Tuesday, April 17, 2007

Precipice

I HAD THE PLEASURE of speaking with my friend and former supervisor, M., yesterday afternoon. She had some downtime between stages of her final grad-school project work, and we chatted for well over an hour. I miss being able to holler over the cube wall at her.

We discussed a wide range of topics, but the central theme was employment. I have no doubt that she can find work after she graduates. The question is whether it will pay remotely what she is worth. She told me how the salaries today compare to those her friends and classmates were able to snag 10 years ago, and it's a grim comparison.

Both of us could pick up a junior job in some publishing, advertising, or other shop where we could lay out pages, retouch art, and the like — similar to the job I probably could have taken in my first week — but is that the best thing for me right now? I'm no graphic designer. I'm just a page monkey. I understand typography, page layout, the needs of a printer, and how to work fast fast fast with complex work. I have no formal art or design training, I can't tell you anything about color theory, I don't have a historical understanding of graphic design history, and I have no experience outside of periodicals. I am way behind even undergraduate design majors in these respects. This is not to say I can't make an attractive book or magazine. It's just that employers want designers to do more than this . . . and for less.

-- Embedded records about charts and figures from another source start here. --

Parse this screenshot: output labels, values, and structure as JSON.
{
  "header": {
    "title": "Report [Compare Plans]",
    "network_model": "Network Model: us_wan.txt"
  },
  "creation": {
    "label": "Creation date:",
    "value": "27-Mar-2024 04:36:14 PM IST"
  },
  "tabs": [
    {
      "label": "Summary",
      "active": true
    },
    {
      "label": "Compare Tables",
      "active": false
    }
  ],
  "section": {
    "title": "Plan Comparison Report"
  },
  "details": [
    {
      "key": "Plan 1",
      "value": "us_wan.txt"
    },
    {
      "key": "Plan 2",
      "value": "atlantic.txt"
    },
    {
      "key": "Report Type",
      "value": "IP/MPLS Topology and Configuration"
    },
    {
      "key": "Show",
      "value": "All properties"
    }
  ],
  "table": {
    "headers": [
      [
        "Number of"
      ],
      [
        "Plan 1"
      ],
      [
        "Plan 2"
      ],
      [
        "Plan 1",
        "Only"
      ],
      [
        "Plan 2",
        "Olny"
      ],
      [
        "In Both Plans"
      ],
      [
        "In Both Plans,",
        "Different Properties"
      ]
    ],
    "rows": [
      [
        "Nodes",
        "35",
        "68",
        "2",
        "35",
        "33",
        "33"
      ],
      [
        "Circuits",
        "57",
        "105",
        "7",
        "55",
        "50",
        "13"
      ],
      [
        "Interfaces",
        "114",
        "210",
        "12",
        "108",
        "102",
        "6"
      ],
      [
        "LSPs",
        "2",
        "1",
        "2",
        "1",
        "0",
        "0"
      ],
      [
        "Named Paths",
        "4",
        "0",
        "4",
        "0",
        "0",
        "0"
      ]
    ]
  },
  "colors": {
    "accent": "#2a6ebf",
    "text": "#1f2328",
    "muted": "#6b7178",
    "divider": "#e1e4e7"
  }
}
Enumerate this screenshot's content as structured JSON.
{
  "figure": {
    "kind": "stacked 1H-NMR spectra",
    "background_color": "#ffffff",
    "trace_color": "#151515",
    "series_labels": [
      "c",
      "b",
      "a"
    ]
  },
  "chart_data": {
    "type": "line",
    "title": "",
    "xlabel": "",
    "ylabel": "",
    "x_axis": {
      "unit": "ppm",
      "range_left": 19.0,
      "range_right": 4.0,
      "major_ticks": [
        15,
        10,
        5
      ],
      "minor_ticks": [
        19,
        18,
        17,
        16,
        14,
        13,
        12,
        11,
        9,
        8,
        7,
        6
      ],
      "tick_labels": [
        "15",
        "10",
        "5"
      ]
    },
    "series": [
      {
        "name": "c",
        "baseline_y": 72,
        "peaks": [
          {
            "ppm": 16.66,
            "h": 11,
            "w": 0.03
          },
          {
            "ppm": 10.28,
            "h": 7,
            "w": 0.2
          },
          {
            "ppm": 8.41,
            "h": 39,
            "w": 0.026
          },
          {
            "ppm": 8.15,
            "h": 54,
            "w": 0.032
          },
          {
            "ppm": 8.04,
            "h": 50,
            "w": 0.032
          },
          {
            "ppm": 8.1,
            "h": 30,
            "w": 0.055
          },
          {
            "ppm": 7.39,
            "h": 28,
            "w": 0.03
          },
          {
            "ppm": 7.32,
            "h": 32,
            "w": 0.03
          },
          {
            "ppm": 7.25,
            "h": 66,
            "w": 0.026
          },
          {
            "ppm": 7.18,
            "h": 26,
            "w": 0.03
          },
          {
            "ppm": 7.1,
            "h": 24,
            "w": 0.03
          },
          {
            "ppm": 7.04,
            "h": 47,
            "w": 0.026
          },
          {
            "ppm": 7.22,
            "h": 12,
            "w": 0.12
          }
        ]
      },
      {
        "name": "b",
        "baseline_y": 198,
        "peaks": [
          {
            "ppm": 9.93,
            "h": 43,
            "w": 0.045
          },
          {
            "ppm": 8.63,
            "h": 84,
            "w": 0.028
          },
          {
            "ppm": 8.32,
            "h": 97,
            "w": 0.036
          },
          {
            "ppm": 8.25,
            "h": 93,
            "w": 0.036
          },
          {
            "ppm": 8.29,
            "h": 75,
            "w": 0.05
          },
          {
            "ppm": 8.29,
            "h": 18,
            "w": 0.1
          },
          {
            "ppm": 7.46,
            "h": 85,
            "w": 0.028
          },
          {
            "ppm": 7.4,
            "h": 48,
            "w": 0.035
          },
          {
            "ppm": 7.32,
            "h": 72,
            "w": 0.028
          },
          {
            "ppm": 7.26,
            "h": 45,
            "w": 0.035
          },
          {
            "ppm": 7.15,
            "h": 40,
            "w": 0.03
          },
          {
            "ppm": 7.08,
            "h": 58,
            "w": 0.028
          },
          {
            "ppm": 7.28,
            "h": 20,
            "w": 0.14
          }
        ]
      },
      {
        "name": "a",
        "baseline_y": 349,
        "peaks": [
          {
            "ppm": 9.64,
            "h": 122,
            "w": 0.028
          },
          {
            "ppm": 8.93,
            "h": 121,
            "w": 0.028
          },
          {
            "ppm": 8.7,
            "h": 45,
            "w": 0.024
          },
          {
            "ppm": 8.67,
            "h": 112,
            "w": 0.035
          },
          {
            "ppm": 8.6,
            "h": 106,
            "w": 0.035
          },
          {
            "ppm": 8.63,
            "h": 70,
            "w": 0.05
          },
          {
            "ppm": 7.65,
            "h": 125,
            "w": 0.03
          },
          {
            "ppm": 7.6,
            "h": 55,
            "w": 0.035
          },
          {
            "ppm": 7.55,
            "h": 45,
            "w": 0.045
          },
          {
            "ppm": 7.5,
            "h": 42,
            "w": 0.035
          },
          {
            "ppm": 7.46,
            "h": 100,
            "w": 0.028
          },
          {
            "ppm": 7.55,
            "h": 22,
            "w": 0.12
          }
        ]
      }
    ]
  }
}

M. agreed with the self-analysis I offered above, in somewhat different form. I asked her rhetorically if I really ought to take the time to continue at my present level in a design/layout/typesetting position, paying as much or (probably) less than my last salary, work two or three years, learn the software and techniques that I would need to become a full designer, and hope by then I could qualify for the magic "X to Y years of experience in [specialty] design" I see in the ads . . . or start at the absolute ground level in a new field whose focus is closer to my truest, most devoted talent, gain experience, get paid nothing for quite a while, but take a shot at aligning my passion with my career, no matter the cost. Is it worth changing jobs, even careers, and grind my way along for a couple of years, at an age when hiring managers expect candidates to be in senior positions or at least on track toward same, and yet reap the reward of full career satisfaction?

This post comes to mind.

I may be on the threshold of a complete transformation. When I changed jobs in 1999, the functions were different, but it was still editing, still typesetting, and even still training, what with my inept boss at the time. If my hunch is correct, I may need to spend the next several months going in a very different direction than I had been. Even "going" is a stronger stance than the one I had taken at my last position, which was largely stasis. Standing still.

Standing still is for statues. Right now I need to move. Let them build my statues when they capture me accurately — after I'm dead.